CONFIANCE, ESPOIR, ESPÉRANCE…

Je riais, l’autre soir, en songeant au PDG d’EDF qui déclarait : « Nous sommes très confiants sur le fait que la cuve de Flamanville sera bonne pour le service. » (29-09-2015) Propos d’autant plus troublant que son auteur, le même jour, venait redire sa confiance d’un média à l’autre : « On est tout à fait confiants que la cuve montrera qu’elle n’a pas de problème. » (Europe 1) J’avais l’impression d’entendre une Béatitude nouvelle :

Heureux les nucléocrates qui croient en leurs cuves : ils périront rassurés !

En ce qui me concerne, je préfère accorder ma confiance aux personnes qu’aux cuves, — pour peu que ces personnes ne fondent pas leurs espoirs sur des cuves perméables. Certes, il est humain d’espérer, de faire confiance, quelle que soit la nature des problèmes qui se posent — techniques, politiques, relationnels, moraux. Mais il est judicieux, pour ne pas ajouter à la confusion du monde, d’accorder le langage à son objet. Et par exemple, en matière de technologie nucléaire, d’user de compétence plutôt que d’espérance ou de confiance, au lieu de masquer les insuffisances de l’une par la profusion des autres…

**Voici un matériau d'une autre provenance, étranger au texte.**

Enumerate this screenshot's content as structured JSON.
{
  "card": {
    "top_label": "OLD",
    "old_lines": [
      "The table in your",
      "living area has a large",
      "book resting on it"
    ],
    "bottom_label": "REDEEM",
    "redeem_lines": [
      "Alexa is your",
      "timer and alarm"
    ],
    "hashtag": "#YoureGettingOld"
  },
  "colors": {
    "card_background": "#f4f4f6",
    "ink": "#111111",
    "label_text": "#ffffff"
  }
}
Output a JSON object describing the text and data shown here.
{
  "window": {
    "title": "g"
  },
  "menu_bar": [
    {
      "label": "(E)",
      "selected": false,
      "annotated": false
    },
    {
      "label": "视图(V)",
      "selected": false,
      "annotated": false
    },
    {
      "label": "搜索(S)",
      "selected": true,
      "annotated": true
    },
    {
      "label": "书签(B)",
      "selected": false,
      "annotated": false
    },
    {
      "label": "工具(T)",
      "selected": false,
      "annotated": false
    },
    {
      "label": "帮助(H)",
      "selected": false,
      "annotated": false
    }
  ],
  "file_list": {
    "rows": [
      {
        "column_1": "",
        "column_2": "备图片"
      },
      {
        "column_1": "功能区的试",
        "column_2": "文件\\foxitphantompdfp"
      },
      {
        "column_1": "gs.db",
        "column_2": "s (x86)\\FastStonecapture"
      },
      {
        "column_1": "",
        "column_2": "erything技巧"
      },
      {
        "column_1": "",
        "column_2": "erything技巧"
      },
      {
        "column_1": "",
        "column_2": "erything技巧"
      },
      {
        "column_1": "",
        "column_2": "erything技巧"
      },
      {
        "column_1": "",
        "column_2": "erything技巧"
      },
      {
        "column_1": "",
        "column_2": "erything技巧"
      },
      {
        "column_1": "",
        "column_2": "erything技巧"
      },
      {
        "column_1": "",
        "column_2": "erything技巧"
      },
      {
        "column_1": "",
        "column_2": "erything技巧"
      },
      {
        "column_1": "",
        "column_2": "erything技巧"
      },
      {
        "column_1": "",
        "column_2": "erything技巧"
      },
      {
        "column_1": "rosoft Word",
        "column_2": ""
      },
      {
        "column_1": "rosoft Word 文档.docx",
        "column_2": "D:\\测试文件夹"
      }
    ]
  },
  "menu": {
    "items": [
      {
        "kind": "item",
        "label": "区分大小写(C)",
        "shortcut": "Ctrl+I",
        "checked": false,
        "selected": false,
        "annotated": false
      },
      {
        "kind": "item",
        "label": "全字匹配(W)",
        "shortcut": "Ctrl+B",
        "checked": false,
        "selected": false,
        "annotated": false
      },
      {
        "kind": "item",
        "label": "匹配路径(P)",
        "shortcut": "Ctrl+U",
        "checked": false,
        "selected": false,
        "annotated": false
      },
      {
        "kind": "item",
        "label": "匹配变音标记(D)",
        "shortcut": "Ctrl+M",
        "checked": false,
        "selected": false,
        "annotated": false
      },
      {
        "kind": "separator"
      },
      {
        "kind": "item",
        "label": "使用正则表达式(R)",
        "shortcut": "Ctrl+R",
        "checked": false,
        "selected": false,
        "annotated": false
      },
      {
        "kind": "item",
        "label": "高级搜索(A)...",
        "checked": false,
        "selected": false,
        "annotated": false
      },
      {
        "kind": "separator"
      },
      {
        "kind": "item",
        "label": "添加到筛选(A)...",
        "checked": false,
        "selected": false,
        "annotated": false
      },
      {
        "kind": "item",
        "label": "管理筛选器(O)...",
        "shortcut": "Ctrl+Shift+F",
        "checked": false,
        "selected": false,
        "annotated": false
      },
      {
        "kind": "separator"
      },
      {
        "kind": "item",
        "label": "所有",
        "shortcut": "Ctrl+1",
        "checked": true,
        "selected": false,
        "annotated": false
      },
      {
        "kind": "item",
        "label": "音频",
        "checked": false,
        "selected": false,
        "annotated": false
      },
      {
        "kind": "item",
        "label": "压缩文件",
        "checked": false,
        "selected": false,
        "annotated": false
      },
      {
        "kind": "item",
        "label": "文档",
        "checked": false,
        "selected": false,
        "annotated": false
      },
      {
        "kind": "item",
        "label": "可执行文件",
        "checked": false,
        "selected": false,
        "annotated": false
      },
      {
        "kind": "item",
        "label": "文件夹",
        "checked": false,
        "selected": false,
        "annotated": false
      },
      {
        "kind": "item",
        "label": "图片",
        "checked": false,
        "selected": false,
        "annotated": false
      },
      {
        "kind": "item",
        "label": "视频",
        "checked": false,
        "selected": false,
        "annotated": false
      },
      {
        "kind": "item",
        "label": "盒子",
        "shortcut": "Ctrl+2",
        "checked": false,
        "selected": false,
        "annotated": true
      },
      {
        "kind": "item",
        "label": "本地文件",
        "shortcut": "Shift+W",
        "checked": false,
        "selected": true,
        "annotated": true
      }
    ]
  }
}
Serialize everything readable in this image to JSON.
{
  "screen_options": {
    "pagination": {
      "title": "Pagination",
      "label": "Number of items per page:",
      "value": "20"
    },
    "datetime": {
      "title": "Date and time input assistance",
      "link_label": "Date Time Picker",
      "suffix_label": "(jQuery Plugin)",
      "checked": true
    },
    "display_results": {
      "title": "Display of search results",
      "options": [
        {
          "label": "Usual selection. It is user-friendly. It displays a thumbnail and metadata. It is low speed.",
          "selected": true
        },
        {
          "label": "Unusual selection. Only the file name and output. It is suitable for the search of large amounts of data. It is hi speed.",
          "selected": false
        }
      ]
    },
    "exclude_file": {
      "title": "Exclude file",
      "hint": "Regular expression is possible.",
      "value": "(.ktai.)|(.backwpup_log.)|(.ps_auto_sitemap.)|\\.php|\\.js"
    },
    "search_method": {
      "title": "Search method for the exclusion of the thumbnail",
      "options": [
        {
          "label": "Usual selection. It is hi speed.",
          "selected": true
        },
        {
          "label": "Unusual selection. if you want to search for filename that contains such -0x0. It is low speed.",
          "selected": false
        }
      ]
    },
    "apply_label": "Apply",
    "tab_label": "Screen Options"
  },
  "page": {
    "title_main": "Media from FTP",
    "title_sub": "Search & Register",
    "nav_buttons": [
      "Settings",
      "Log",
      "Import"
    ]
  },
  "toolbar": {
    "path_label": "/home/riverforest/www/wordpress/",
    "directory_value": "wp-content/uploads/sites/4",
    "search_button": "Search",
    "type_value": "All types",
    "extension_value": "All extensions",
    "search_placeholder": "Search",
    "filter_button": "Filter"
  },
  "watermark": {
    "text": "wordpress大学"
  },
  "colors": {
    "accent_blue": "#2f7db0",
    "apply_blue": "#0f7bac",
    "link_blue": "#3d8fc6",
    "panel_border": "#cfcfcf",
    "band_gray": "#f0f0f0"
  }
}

Ce qui nous amène à la petite question qui me tourmente : au fond, qu’est-ce qu’espérer ? Dans quel domaine user de ce vocable ? S’il vaut la peine de s’interroger, c’est que la synonymie des termes n’est pas exempte d’approximations.

Et pour définir ce que veut dire espérer, je reprendrais justement, dans le sillage de Bernanos, la distinction radicale qui mérite d’être opérée entre l’espoir et l’espérance.

L’espoir, si naturel, si quotidien, se veut réaliste (le pauvre !). Il « compte bien que », il table sur ceci ou cela, il escompte, il se donne des raisons, il se veut « raisonnable ». Il consulte, il se fonde sur les statistiques (à court terme), il dit « oui » à la réalité, il se veut optimiste, mais se montre, ce faisant, imbécile et rusé comme l’optimisme même (cet optimisme qui, dit Bernanos, ne cherche qu’à « se dispenser d’avoir pitié des hommes »).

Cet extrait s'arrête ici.